Assad Regime Protests U.S. Strikes on Islamic State Oil

AP Photo/pro-militant social media account via AP video
AP Photo/pro-militant social media account

Amid reports that the new strategy of hitting ISIS economic targets, including its cash reserves and oil infrastructure, is significantly harming the Islamic State comes a complaint from the Syrian government that it is harming them as well.

The Assad regime sent a letter to the United Nations in late December, just now made public by the Security Council, in which they complain about “ongoing attacks by aircraft of the so-called international coalition led by the United States of America against the oil and gas installations and the economic infrastructure of Syria, under the pretext that the target is the Islamic State.”

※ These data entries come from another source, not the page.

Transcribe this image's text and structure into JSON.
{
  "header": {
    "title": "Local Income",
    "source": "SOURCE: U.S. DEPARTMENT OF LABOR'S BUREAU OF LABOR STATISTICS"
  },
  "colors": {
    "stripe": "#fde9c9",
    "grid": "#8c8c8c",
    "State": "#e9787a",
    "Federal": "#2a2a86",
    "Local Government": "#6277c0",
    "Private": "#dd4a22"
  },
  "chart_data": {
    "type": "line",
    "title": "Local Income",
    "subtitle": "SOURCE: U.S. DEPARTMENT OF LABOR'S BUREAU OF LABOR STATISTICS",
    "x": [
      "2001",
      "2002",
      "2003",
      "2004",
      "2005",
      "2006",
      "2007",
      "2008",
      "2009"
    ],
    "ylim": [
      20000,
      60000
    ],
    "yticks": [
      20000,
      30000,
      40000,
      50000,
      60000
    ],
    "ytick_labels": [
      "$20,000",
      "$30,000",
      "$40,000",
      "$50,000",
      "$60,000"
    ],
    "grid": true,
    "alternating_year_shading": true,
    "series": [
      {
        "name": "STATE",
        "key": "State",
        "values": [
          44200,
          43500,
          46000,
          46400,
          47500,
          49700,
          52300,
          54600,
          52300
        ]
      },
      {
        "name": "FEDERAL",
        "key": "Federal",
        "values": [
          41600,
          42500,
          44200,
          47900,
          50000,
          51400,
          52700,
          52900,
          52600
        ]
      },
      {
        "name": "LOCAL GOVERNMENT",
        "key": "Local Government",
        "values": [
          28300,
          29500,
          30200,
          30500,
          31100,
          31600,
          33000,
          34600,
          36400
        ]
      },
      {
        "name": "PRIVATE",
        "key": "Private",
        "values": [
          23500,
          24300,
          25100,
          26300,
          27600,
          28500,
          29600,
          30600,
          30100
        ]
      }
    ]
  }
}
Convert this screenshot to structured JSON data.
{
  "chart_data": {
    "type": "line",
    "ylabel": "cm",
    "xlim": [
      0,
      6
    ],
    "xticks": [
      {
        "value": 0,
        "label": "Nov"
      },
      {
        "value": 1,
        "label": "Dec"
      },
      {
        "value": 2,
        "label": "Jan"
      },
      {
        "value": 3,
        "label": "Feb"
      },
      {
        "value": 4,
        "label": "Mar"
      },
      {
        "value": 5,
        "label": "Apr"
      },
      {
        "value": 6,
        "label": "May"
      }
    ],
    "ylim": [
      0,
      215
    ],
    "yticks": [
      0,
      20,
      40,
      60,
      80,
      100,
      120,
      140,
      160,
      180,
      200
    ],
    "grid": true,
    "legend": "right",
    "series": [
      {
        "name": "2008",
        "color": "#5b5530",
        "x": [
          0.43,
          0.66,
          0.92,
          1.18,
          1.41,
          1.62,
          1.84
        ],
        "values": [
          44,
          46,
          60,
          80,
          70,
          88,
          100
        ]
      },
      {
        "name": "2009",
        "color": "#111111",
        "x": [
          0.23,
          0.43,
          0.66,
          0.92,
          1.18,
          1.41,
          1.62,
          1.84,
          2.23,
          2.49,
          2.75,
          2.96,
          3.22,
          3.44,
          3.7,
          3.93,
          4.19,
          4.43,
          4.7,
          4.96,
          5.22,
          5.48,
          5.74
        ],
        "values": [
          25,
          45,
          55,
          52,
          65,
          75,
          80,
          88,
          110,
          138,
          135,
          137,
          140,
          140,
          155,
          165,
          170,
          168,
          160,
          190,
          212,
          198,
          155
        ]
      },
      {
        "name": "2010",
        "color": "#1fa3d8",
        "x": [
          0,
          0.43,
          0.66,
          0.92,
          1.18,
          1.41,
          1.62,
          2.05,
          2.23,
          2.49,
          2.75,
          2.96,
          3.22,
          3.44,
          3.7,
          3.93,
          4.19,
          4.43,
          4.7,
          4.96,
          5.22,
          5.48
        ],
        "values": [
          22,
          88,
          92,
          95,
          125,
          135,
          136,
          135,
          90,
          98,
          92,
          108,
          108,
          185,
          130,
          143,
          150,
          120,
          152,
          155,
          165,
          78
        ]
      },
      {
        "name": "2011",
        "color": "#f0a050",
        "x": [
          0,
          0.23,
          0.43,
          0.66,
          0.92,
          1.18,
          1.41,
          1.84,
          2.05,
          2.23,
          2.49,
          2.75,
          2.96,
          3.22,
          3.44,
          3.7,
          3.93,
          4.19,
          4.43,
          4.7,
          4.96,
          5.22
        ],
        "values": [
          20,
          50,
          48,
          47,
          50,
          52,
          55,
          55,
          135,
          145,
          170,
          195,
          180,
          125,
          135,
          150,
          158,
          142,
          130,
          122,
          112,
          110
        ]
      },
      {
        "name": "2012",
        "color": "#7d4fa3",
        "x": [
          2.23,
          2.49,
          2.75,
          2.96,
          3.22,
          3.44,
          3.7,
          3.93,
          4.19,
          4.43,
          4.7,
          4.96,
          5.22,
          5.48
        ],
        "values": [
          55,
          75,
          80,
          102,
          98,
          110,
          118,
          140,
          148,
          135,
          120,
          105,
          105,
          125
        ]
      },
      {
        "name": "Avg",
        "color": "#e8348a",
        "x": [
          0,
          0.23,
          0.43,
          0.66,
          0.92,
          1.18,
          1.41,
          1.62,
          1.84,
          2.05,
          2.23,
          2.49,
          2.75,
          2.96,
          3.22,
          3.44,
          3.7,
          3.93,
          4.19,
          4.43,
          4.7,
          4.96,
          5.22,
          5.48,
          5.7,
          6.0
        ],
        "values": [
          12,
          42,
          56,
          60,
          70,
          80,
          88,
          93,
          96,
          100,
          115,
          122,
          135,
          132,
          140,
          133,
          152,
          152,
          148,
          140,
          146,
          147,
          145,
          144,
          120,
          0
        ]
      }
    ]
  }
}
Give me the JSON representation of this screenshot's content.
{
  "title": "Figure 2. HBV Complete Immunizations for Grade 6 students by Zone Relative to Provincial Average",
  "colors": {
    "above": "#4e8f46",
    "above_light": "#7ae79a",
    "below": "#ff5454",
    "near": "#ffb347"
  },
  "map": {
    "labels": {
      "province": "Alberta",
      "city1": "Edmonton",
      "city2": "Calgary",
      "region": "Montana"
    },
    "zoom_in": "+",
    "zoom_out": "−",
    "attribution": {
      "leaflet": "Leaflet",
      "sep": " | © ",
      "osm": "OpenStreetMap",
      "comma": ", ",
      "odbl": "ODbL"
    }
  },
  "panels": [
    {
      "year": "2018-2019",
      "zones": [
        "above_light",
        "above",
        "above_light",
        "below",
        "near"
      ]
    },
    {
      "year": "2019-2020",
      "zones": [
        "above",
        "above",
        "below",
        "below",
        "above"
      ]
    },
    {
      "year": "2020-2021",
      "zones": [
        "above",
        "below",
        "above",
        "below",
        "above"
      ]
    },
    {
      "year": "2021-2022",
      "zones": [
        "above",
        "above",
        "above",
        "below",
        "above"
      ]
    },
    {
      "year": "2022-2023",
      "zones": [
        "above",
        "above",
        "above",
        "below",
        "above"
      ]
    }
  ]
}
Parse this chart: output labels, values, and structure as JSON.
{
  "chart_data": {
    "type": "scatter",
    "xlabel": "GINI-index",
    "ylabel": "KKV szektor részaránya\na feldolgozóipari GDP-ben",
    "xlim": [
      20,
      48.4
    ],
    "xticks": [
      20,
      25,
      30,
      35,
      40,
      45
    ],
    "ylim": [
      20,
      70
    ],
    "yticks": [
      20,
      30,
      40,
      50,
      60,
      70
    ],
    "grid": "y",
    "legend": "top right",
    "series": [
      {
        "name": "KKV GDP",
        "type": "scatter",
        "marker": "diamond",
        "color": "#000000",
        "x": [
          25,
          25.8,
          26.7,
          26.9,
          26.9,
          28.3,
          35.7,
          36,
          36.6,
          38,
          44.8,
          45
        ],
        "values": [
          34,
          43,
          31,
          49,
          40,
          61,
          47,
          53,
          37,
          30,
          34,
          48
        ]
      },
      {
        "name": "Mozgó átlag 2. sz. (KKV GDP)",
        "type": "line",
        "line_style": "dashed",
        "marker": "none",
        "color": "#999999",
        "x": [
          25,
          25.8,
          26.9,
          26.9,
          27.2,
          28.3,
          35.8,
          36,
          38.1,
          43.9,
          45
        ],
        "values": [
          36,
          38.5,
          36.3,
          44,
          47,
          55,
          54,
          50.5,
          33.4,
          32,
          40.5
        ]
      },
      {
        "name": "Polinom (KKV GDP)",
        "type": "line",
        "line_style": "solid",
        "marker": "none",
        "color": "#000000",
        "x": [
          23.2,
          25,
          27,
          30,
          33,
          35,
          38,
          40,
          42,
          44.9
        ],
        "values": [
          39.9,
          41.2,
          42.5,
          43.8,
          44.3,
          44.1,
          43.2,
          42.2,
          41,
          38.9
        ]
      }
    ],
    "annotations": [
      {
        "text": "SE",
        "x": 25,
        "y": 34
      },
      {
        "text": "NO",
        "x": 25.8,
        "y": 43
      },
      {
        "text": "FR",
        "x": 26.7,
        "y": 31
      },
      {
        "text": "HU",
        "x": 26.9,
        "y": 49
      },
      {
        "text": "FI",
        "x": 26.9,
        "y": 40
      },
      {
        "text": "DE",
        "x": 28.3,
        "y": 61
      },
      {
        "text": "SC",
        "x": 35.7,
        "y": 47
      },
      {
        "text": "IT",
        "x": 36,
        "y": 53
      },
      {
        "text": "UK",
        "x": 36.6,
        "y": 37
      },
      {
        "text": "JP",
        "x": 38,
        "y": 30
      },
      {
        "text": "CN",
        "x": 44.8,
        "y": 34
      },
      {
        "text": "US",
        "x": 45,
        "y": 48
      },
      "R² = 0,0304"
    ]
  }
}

The letter cites three air attacks from December: the bombing of the Kubaybah oil terminal of the Kawkab Petroleum Company on December 8, the strike on the Markadah gas terminal of the Syrian Gas Company on the same day, and the bombing of the gas pipeline feeding the Dayr al-Zawr gas plant on December 13.

The Syrian government argues that the attack on Kubaybah destroyed an excessive amount of oil infrastructure, along with “the camp of the Chinese company that built the terminal,” while the Markadah strike was “unjustified given that it only processes raw gas,” rather than stockpiling oil that ISIS militants could steal.

A list of other air strikes from October and November 2015 is then provided, including a November bombing of Dayr al-Zawr that set some of the oil wells on fire.

“Aircraft of the coalition led by the United States of America have carried out dozens of attacks against Syrian economic facilities, instead of bombing ISIL and that group’s vehicles, which are transporting stolen Syrian oil to Turkey,” the Syrian regime complains. “The coalition has not presented any information in that regard to the United Nations, as required by the relevant Security Council resolutions.”

The letter goes on to claim that “the armed terrorist groups that are stealing Syrian oil and selling it illegally through Turkish channels are not stealing it directly from terminals, but rather at points near the oil wells throughout Syria’s oil fields.”

The regime concludes by saying the U.S. and coalition bombing campaign is “exacerbating the current difficult conditions in Syria.” This is followed by a demand under international law for “compensation from the States members of the American coalition for the damage they have caused.”

The Syrian regime has complained about coalition operations against the Islamic State in the past, arguing that such airstrikes “grossly” contravene Article 51 of the U.N. Charter (which obliges the U.N. to take steps against armed attacks on the soil of a member nation) and warning that “aggressive measures by the Western countries could spread chaos and wars in the world,” according to a September 18 report from Albawaba News.

In early December, the UK Express reported Syrian president Bashar Assad was “fuming” after U.S. airstrikes supposedly killed three Syrian soldiers on an army base. The U.S. military denied conducting operations in the area and said it was “certain” Russian planes dropped those particular bombs. The Islamic State has been extremely active in the area where the strikes occurred, carrying out a massacre and mass abduction there over the past few days.

The Syrian government has also complained that Russia’s alleged air campaign against ISIS hits a great many targets that have nothing to do with the Islamic State, an argument most Western analysts agree with. The Russians alternately admit and deny they are targeting non-ISIS groups.